The thrust duct

First step to the thrust duct was the plywood disk. 2 lengths of a sheet were cut to 330mm width and placed good face down. A single layer of 6oz cloth was used to glue the halves together. Once dry I placed the ply in the pool for 2 days to help with bending.


One end of The ply was screwed to the plywood jig then bent around and the joint glued with 6oz cloth.


Next was the foam
Firstly I created the shape of the thrust duct foam on the computer and calculated exactly where to cut and join the 2 inch peices together to make the overall length required. In total it took 3 peices of 1200 x 2400 sheets. The sheets were cut to the correct angle and glued.

Once dry I needed to mark the 2 radius. To do this I used a 6m length of pvc pipe with 5 holes drilled into it. Hole 1 was for a screwdriver to go through so the pipe can pivot on the grass, hole 2-5 were the inside radius, outside radius, 9 inch taper mark and 1 inch mark for fiberglassing. A pencil was placed in the holes and the pvc pipe was dragged across the foam to make the markings.

Once marked I used a hand saw to cut out the foam.
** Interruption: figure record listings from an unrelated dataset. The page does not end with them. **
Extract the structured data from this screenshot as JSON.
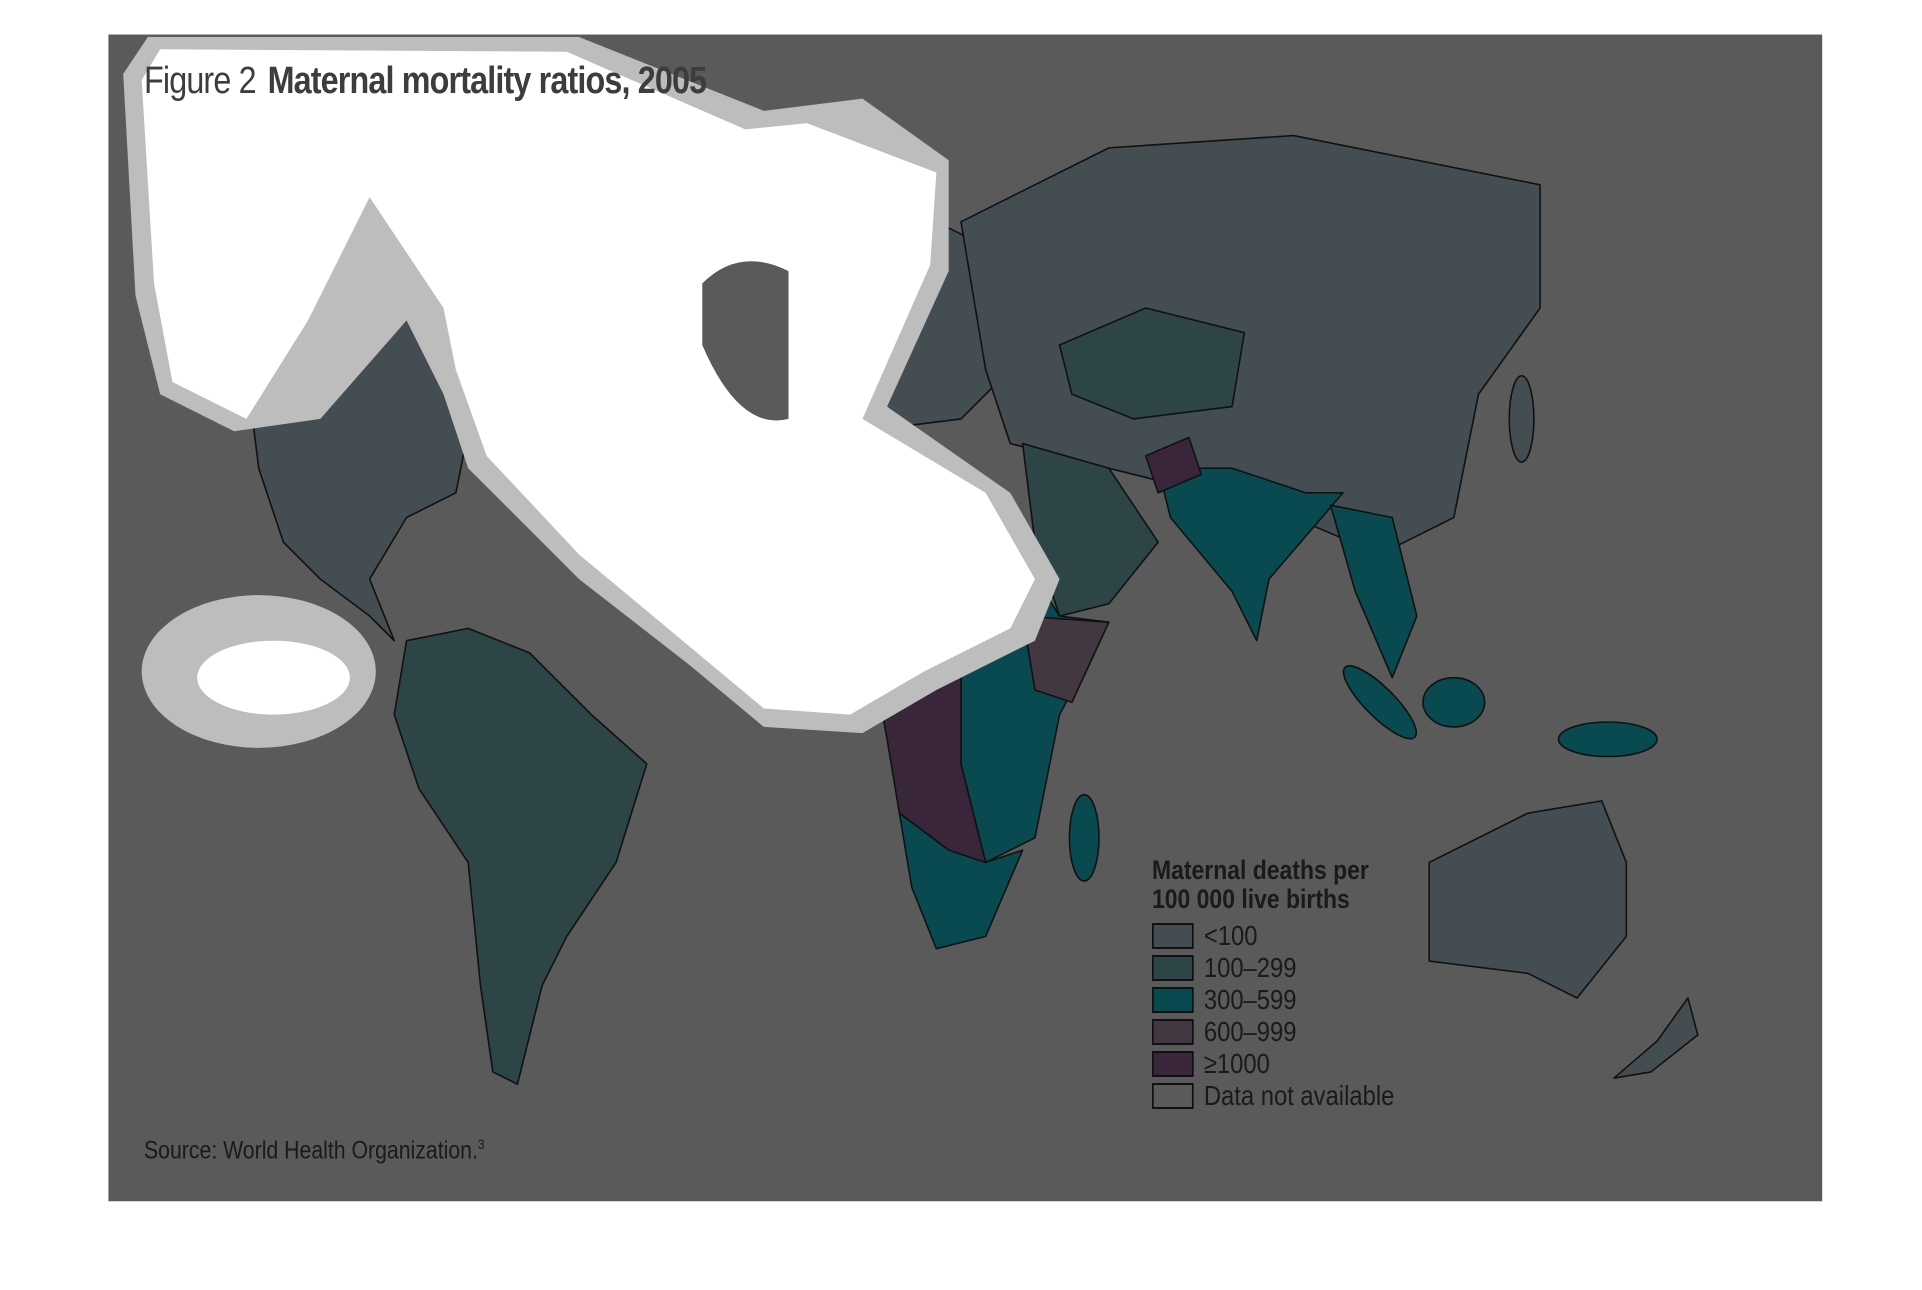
{
  "figure": {
    "label": "Figure 2",
    "title": "Maternal mortality ratios, 2005"
  },
  "legend": {
    "title_line1": "Maternal deaths per",
    "title_line2": "100 000 live births",
    "items": [
      {
        "label": "<100",
        "color": "#444e52"
      },
      {
        "label": "100–299",
        "color": "#2e4548"
      },
      {
        "label": "300–599",
        "color": "#084a50"
      },
      {
        "label": "600–999",
        "color": "#433742"
      },
      {
        "label": "≥1000",
        "color": "#3a263a"
      },
      {
        "label": "Data not available",
        "color": "#5a5a5a"
      }
    ]
  },
  "source": {
    "text": "Source: World Health Organization.",
    "ref": "3"
  },
  "colors": {
    "background": "#5a5a5a",
    "ocean_panel": "#5a5a5a",
    "highlight": "#ffffff",
    "halo": "#bdbdbd"
  }
}
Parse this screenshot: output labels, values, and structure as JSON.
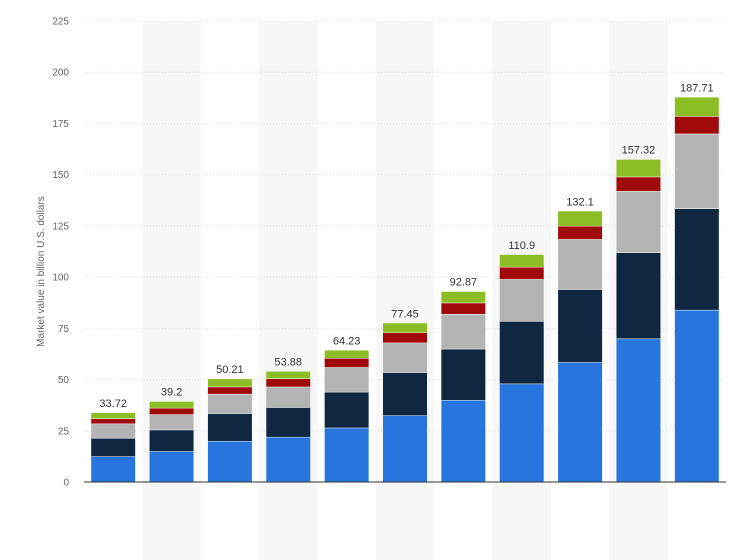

Next a 9 inch long taper was required so I used my trusty foam cutter which made it very easy work, it only needed a small amount of sanding after cutting.


Now the underneeth needed a layer of 6oz cloth....Well this wasn't fun. Newish to fiberglassing I coated the whole surface with epoxy first then tried to lay the cloth down. I found doing it this way made it very hard to pull the cloth tight as the glue is very grippy. Also I mixed the whole 1kg of epoxy at the same time so the glue hardened quicker. This left a badly wrinckled surface once dry. Next time I'll be laying the cloth down and applying glue over the cloth and mixing in only 200gms of epoxy at a time.
So sadly I had to spend 3 hours sanding the fibreglass down and reapply a 3oz layer.
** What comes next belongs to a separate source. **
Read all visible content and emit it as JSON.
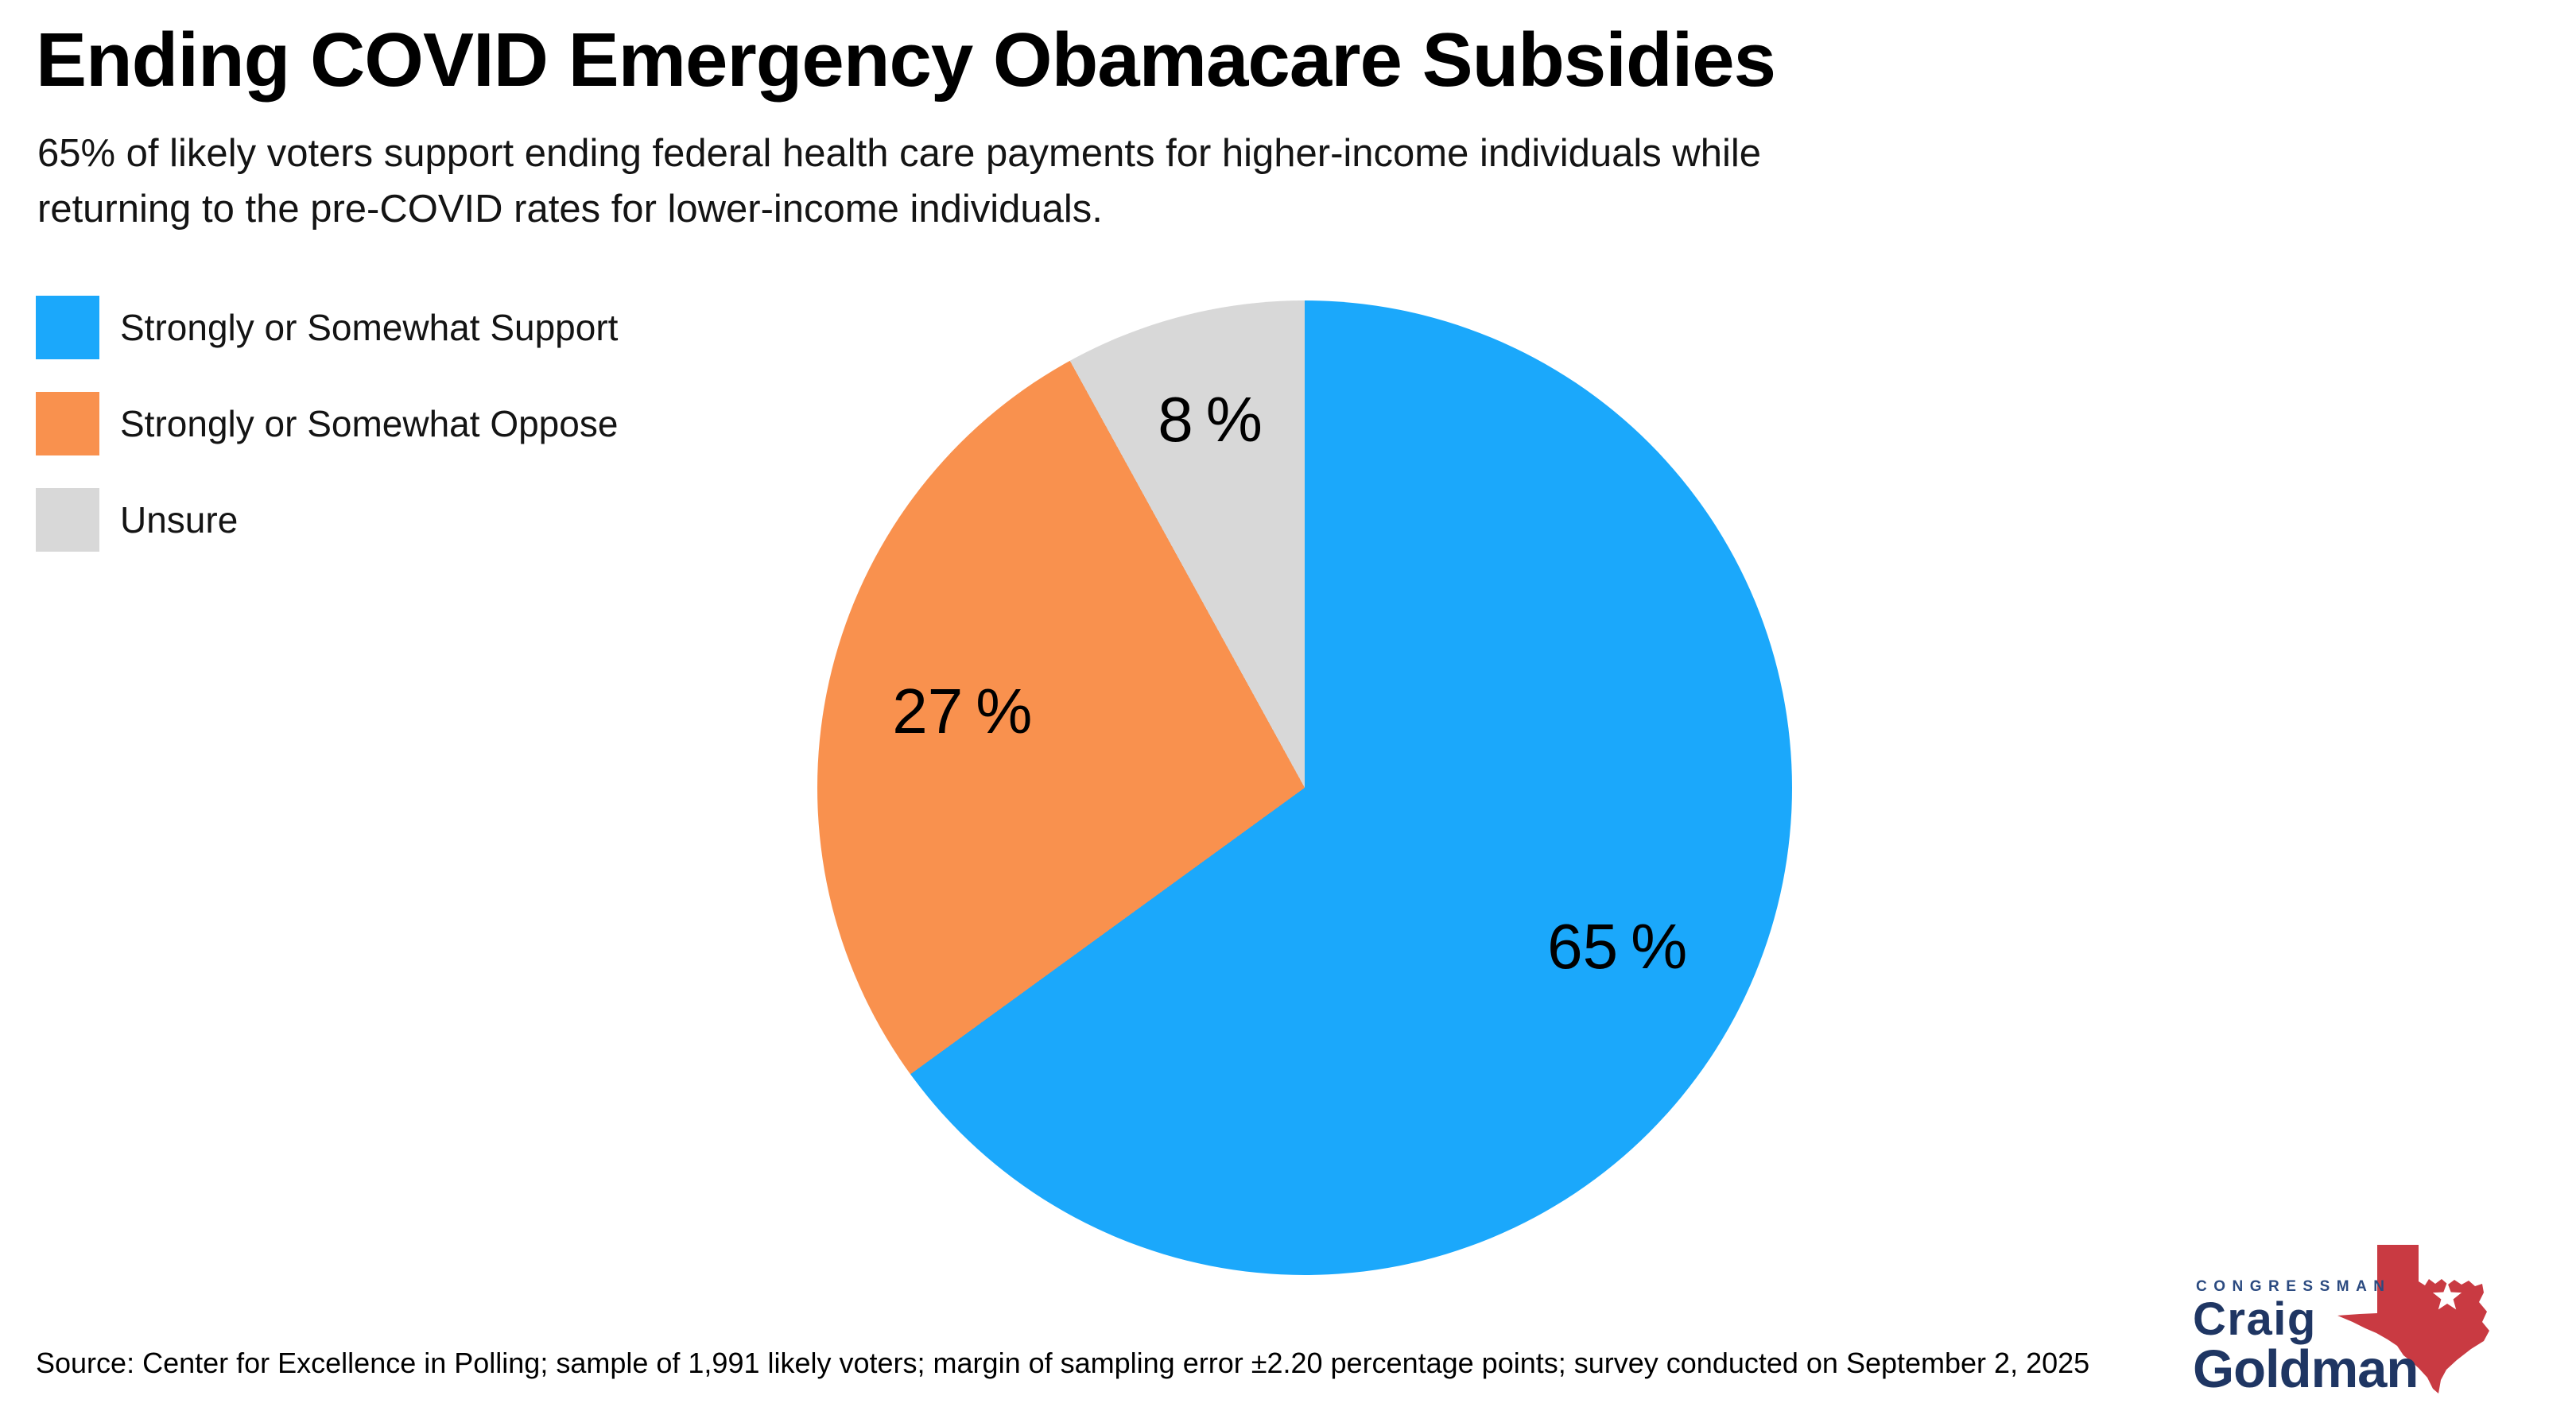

Now I needed to make cuts into the foam so it will bend around the plywood disk. I chose to make a cut every inch which ment 190 cuts! I welded steel square onto the saw so it could only cut 1.75 inch deep.



Now this curved foam peice had to be bent around the ply disk. This was definently a 2 person job. Prior to gluing I practiced bending the foam several times to get the correct procedure. Once happy I applied glue to both surfaces and bent around the disk. I temporarily screws the foam in place until I could get the 2 sachet straps around. To stop them slipping I used multiple peices of blue tack which worked well. Once tight and in place clothes pegs were used to hold the trailing edge in place.
Once dry I needed to add foam fill in peices at the front. I cut the peices to the correct angle using the foam cutter, a total of 12 peices were made to fill in.
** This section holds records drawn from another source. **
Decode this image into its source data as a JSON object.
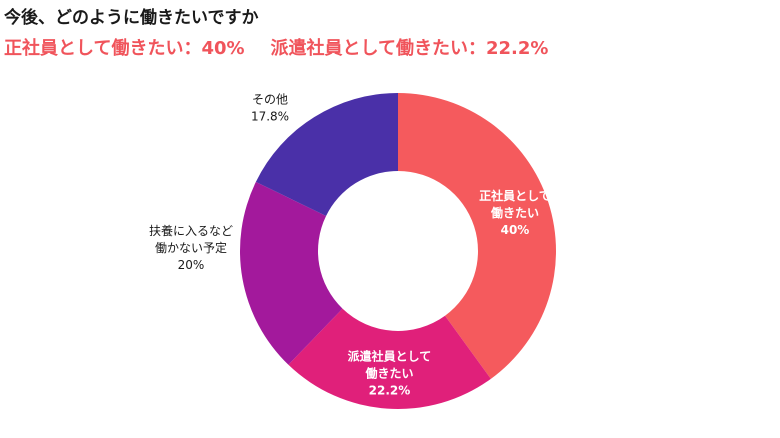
{
  "title": "今後、どのように働きたいですか",
  "subtitle": {
    "left": "正社員として働きたい：40%",
    "right": "派遣社員として働きたい：22.2%"
  },
  "chart_data": {
    "type": "pie",
    "donut": true,
    "title": "今後、どのように働きたいですか",
    "legend": "none",
    "slices": [
      {
        "label_lines": [
          "正社員として",
          "働きたい"
        ],
        "value": 40,
        "value_label": "40%",
        "color": "#f55a5d",
        "label_position": "inside"
      },
      {
        "label_lines": [
          "派遣社員として",
          "働きたい"
        ],
        "value": 22.2,
        "value_label": "22.2%",
        "color": "#e0207a",
        "label_position": "inside"
      },
      {
        "label_lines": [
          "扶養に入るなど",
          "働かない予定"
        ],
        "value": 20,
        "value_label": "20%",
        "color": "#a3199c",
        "label_position": "outside"
      },
      {
        "label_lines": [
          "その他"
        ],
        "value": 17.8,
        "value_label": "17.8%",
        "color": "#4a30a8",
        "label_position": "outside"
      }
    ]
  }
}
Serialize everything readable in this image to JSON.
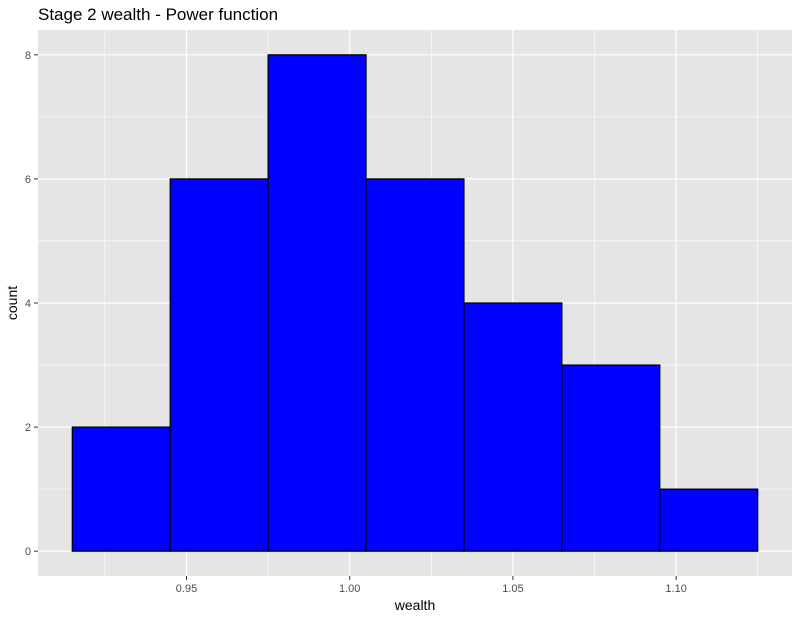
{
  "chart_data": {
    "type": "histogram",
    "title": "Stage 2 wealth - Power function",
    "xlabel": "wealth",
    "ylabel": "count",
    "bins": [
      {
        "start": 0.915,
        "end": 0.945,
        "count": 2
      },
      {
        "start": 0.945,
        "end": 0.975,
        "count": 6
      },
      {
        "start": 0.975,
        "end": 1.005,
        "count": 8
      },
      {
        "start": 1.005,
        "end": 1.035,
        "count": 6
      },
      {
        "start": 1.035,
        "end": 1.065,
        "count": 4
      },
      {
        "start": 1.065,
        "end": 1.095,
        "count": 3
      },
      {
        "start": 1.095,
        "end": 1.125,
        "count": 1
      }
    ],
    "xticks": [
      "0.95",
      "1.00",
      "1.05",
      "1.10"
    ],
    "yticks": [
      "0",
      "2",
      "4",
      "6",
      "8"
    ],
    "xlim": [
      0.9045,
      1.1355
    ],
    "ylim": [
      -0.4,
      8.4
    ],
    "grid": true,
    "colors": {
      "bar_fill": "#0000ff",
      "bar_stroke": "#000000",
      "panel_bg": "#e5e5e5",
      "grid": "#ffffff"
    }
  }
}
Now the front edge needed to be shaped to an airfoil. I made the shape out of coathanger wire and initially I was going to use it for a hot wire. As I found out coat hanger wire does not have much resistance so when I connected the wire to my hot wire cutter it blew up. So I used plan 2 which involved sanding the shape bit by bit using the coat hanger shape as a guide. This method took about 4 hours.


After shaping I glassed the inlet and the trailing edge. Thrust duct complete until it's installed on the hull.